While drugs targeting beta-amyloid remain the most prevalent, new drugs targeting inflammation, mitochondria, and neuroprotection are quickly gaining ground. The ADDF is funding these new approaches, and notes nearly 20 percent of the Alzheimer’s drugs now in clinical testing have received its support.

The report touches on other aspects of the current Alzheimer’s clinical pipeline, for instance:

  • There are a relatively small number of repurposed drugs being tested.
  • There has been a shift towards trials with earlier-stage patients.
  • Recruitment remains a persistent challenge with Alzheimer’s trials.
  • There is still a lack of validated biomarkers for innovative targets.
  • Half of the 126 Alzheimer’s treatments in clinical development are currently in Phase 2. Thirty-three are in Phase 1 while only 25 have made it to Phase 3 testing.
  • There are an additional 19 Drugs in clinical trials designated only to address symptoms experienced by Alzheimer’s patients. Those symptoms include agitation, depression, and insomnia.

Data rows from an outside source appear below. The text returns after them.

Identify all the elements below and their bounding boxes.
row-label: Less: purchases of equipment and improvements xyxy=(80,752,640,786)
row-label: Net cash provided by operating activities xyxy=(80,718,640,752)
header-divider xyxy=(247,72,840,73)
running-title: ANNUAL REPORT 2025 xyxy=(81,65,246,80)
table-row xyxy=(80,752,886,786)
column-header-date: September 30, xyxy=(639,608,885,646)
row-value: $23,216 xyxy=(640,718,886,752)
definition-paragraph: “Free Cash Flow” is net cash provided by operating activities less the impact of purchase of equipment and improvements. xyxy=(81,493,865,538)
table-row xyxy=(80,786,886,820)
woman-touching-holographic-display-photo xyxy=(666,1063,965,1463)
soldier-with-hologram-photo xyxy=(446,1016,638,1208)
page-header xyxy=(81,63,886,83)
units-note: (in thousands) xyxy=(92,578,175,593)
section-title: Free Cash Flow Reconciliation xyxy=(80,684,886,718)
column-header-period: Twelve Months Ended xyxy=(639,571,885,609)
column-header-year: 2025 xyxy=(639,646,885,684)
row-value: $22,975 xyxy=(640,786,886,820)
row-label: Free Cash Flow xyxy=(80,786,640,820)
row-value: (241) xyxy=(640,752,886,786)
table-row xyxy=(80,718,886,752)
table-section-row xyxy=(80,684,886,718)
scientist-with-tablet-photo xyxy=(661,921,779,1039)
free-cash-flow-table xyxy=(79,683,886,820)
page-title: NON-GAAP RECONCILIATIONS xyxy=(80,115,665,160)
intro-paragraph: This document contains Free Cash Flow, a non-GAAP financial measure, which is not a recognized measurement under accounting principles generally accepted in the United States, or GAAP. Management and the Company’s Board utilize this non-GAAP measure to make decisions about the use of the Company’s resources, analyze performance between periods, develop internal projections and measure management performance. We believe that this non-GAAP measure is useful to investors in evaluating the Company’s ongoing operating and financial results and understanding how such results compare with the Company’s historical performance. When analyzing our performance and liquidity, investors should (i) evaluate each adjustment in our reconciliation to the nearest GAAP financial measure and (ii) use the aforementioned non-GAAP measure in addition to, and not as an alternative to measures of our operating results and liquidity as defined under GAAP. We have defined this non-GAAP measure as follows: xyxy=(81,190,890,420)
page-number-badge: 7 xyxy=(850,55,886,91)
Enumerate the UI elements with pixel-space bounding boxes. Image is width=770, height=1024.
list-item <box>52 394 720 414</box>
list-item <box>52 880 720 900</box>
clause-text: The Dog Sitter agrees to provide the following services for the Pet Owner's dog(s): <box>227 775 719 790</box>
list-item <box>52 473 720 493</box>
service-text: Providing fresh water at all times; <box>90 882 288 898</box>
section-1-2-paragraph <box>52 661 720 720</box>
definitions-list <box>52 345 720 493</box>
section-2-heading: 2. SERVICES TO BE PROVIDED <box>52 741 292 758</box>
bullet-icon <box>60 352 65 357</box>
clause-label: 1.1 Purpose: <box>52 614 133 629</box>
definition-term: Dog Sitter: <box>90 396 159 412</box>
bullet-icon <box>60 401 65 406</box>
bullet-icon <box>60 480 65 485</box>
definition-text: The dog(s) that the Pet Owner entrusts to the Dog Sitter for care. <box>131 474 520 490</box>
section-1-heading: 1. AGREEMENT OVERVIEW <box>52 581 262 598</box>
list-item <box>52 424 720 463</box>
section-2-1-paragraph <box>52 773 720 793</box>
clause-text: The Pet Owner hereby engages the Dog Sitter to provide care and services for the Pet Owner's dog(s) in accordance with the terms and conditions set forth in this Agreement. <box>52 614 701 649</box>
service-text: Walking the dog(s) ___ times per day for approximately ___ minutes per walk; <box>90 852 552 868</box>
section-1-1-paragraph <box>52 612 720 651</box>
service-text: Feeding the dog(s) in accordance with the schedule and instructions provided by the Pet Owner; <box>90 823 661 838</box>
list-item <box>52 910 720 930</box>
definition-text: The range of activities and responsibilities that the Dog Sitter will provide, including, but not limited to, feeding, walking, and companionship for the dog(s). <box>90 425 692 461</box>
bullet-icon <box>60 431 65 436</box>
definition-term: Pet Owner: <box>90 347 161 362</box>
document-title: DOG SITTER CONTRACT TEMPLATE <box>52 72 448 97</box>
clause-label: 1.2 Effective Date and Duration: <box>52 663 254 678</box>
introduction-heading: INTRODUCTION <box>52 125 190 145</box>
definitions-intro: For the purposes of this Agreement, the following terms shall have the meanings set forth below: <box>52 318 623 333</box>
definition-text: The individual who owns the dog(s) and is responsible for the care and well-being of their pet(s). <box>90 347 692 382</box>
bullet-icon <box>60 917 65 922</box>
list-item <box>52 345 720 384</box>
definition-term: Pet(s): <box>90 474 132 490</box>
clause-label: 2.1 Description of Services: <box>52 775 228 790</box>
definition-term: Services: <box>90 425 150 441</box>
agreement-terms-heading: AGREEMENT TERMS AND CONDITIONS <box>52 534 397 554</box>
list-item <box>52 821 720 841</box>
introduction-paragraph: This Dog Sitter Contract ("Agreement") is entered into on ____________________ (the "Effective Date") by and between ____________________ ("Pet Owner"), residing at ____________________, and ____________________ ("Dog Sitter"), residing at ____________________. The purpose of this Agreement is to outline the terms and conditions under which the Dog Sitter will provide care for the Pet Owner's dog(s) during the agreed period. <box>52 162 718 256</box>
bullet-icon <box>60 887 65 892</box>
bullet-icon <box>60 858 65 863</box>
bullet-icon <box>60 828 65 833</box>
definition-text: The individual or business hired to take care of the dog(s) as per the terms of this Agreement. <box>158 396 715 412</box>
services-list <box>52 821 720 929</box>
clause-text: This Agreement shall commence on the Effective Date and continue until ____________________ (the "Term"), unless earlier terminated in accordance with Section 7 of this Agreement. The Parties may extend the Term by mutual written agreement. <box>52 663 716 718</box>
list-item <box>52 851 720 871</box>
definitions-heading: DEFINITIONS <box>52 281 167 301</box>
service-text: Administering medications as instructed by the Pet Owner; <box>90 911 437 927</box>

GAP is a patient-centric, non-profit dedicated to speeding the delivery of innovative medicines to those in need by reducing the time and cost of Alzheimer’s disease clinical trials. Gap has formed a unique and growing network of 59 leading research centers across the U.S. and Canada to help optimize their operations.

ADDF was founded in 1998 and is the only philanthropy focused solely on accelerating the development of drugs to prevent and treat Alzheimer’s disease.